Having partial or mixed gonadal dysgenesis means that your gonads are only partially developed. As a result, your body may not make a lot of hormones like testosterone (T) or estrogen (E).
Before you were born, your body probably had some hormones like T in it, and your body can respond to T. Some changes from T may have happened as a baby even if your body doesn’t have T now. For example, this might mean that your genitals didn’t grow very much as a baby.
In the Puberty: Outside section, we show a range of body responses to T. When you go back, check out what happens when you have either a little or some T.
Also check out the changes your body makes with E.
Vaginas, Dilation, & UG Sinuses
Some girls with MGD or PGD may have a vagina on the smaller side because it didn’t grow fully before birth; in others it can be larger. It just depends. For more on vaginas and ways to stretch them, check out our dilation guide.
Additionally, some girls with MGD or PGD have a UG (uro-genital) sinus, meaning they have a vagina and urethra that join together inside the body. If this is the case, your gynecologist can help you understand the many options you have (including not doing anything at all, if you prefer). Remember that these types of treatments are optional, and you are the most important decision-maker in all of this. What you want and need is most important.
If you are thinking about starting dilation, talk to an experienced gynecologist to understand what is needed before you start. It’s important to involve an experienced gynecologist in this process from the start. This typically means a gentle examination and working with them on a plan to go through the process of helping expand your vagina. Everyone has different needs for their body. Talking with a doctor first is important to make sure you are doing what is right for you and your body.
Genetics and PGD/MGD
Many young people with Partial or Mixed Gonadal Dysgenesis may wonder why their body developed that way. Most likely, your genes give your body instructions to develop that way.
For individuals with PGD, you likely will have an X and a Y chromosome that helped your body and gonads grow as they have.
For those with MGD, there are a lot of different combinations of chromosomes that you may have. Some people have XX chromosome, some have XY, and some have XX in some cells and XY in other cells, and we call this ‘mosaicism.’
Genes give your body a unique set up, and what genes you have are unique to you. This means it might be difficult to predict exactly what will happen for you at puberty.
What are my gonads like?
With MGD, gonads typically have 3 types of tissue in them: ovary-like tissue, testes-like tissue, and non-functioning tissue (called ‘dysgenetic.’) While there might be some hormones (T & E) and even egg/sperm, it isn’t clear whether or not babies can be made from them.
With PGD, gonads typically have 2 types of tissue: testes-like tissue and non-functioning tissue (called ‘dysgenetic.’) While there might be some hormone T produced and some sperm, it isn’t clear whether or not babies can be made from them.

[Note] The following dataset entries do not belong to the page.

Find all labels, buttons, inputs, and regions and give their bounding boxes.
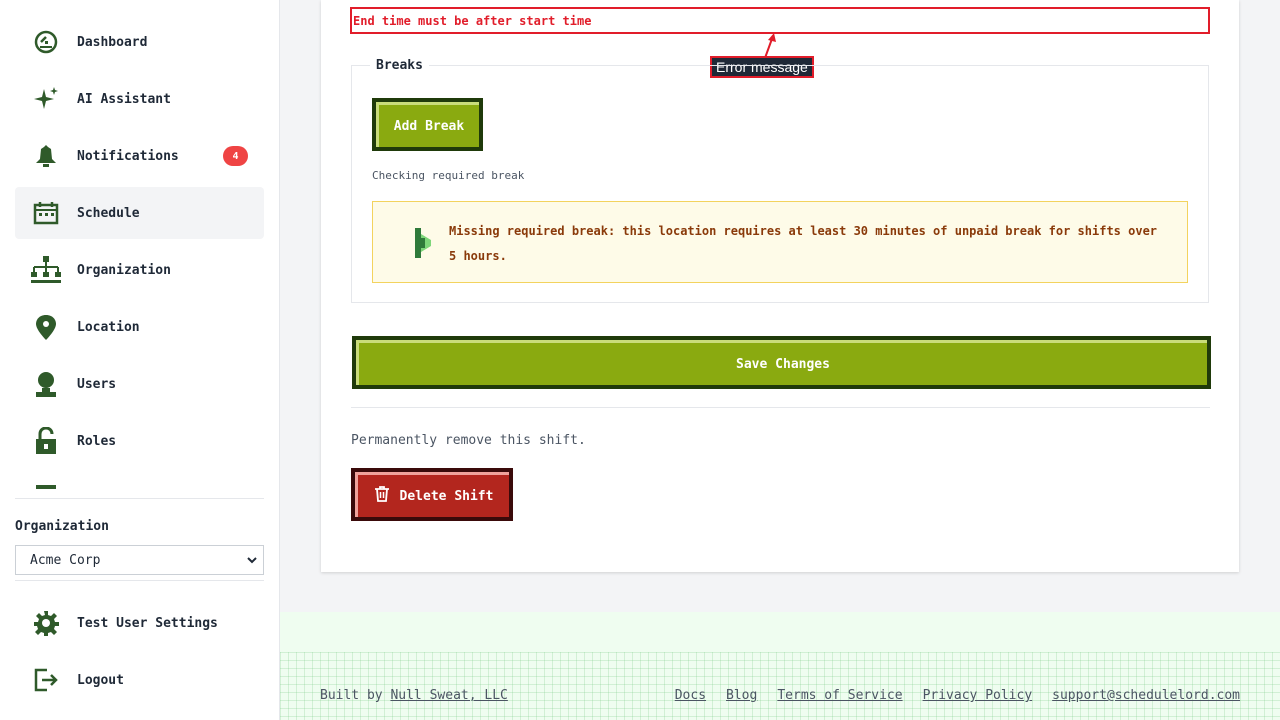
calendar-icon [30,197,62,229]
sidebar-item-dashboard[interactable]: Dashboard [15,16,264,68]
chevron-down-icon [247,554,257,567]
sidebar-item-label: Notifications [77,148,179,164]
sidebar-item-label: Schedule [77,205,140,221]
checking-break-status: Checking required break [372,169,525,182]
sidebar-item-organization[interactable]: Organization [15,244,264,296]
sidebar-item-users[interactable]: Users [15,358,264,410]
organization-select[interactable]: Acme Corp [15,545,264,575]
bell-icon [30,140,62,172]
save-changes-button[interactable]: Save Changes [352,336,1211,389]
sidebar-item-label: Organization [77,262,171,278]
lock-icon [30,425,62,457]
sidebar-item-schedule[interactable]: Schedule [15,187,264,239]
notification-count-badge: 4 [223,146,248,166]
footer: Built by Null Sweat, LLC Docs Blog Terms… [280,612,1280,720]
add-break-label: Add Break [376,102,479,147]
sidebar: Dashboard AI Assistant Notifications 4 S… [0,0,280,720]
sidebar-item-roles[interactable]: Roles [15,415,264,467]
org-chart-icon [30,254,62,286]
dashboard-icon [30,26,62,58]
sidebar-item-label: Roles [77,433,117,449]
logout-icon [30,664,62,696]
logout-label: Logout [77,672,124,688]
sidebar-item-label: Dashboard [77,34,148,50]
add-break-button[interactable]: Add Break [372,98,483,151]
trash-icon [374,485,390,507]
sidebar-item-label: AI Assistant [77,91,171,107]
sidebar-item-notifications[interactable]: Notifications 4 [15,130,264,182]
footer-links: Docs Blog Terms of Service Privacy Polic… [675,688,1240,703]
sidebar-item-location[interactable]: Location [15,301,264,353]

What is your gonadal situation?
Without gonads
With gonads
During puberty, your gonads may start to produce testosterone (T). Since your body can respond fully to T, it might mean things like a voice change, facial hair, or genital growth. You may also discuss the risks and benefits with your parents and doctor of whether or not to have your gonads removed and take hormones like estrogen (E) to start puberty. Although you have a Y chromosome, you may have a small womb; if you do, it might grow because of E.
Before you were born, your body had some T in it, and your body responded to it. Some changes from T may have happened as a baby, even if you don’t have T now. In the Puberty: Outside section, we show a range of body responses to T. When you go back, check out what happens when you have either a little or some T.
Also check out the changes your body makes with E.
Thinking about these changes and what to do can be hard. Should you take your gonads out and take E? Or should you leave them in to see how you feel with the changes from T? This is a good time to remember: during puberty, your mind changes a lot, as does how you feel about yourself. When thinking about hormones with parents and doctors, check out Your Brain & Mind).
These discussions are a big one to have with your family and doctors. Some doctors talk about puberty blockers—medicine that keeps your gonads from growing and making T & E. This can temporarily stop your puberty and give you some time to decide what you would like to do.
Talking to your doctors, a psychologist, or even people who have gone through the same thing can be really helpful. After all, this stuff is complicated. It’s important to find doctors and people who will hear your thoughts, work with you, and help you understand your options. For more information on that decision, questions you need to ask your doctor, and things to consider, check out Taking the Wheel.
Some people with PGD/MGD feel that they’d like to live as male and choose to use their gonad-made T instead and see how they grow and feel. It just depends on what decision and hormones are right for you.*
* Note: Feel free to go back to the section about Puberty and the changes that happen in your brain and mind, especially when thinking on what hormones your body needs.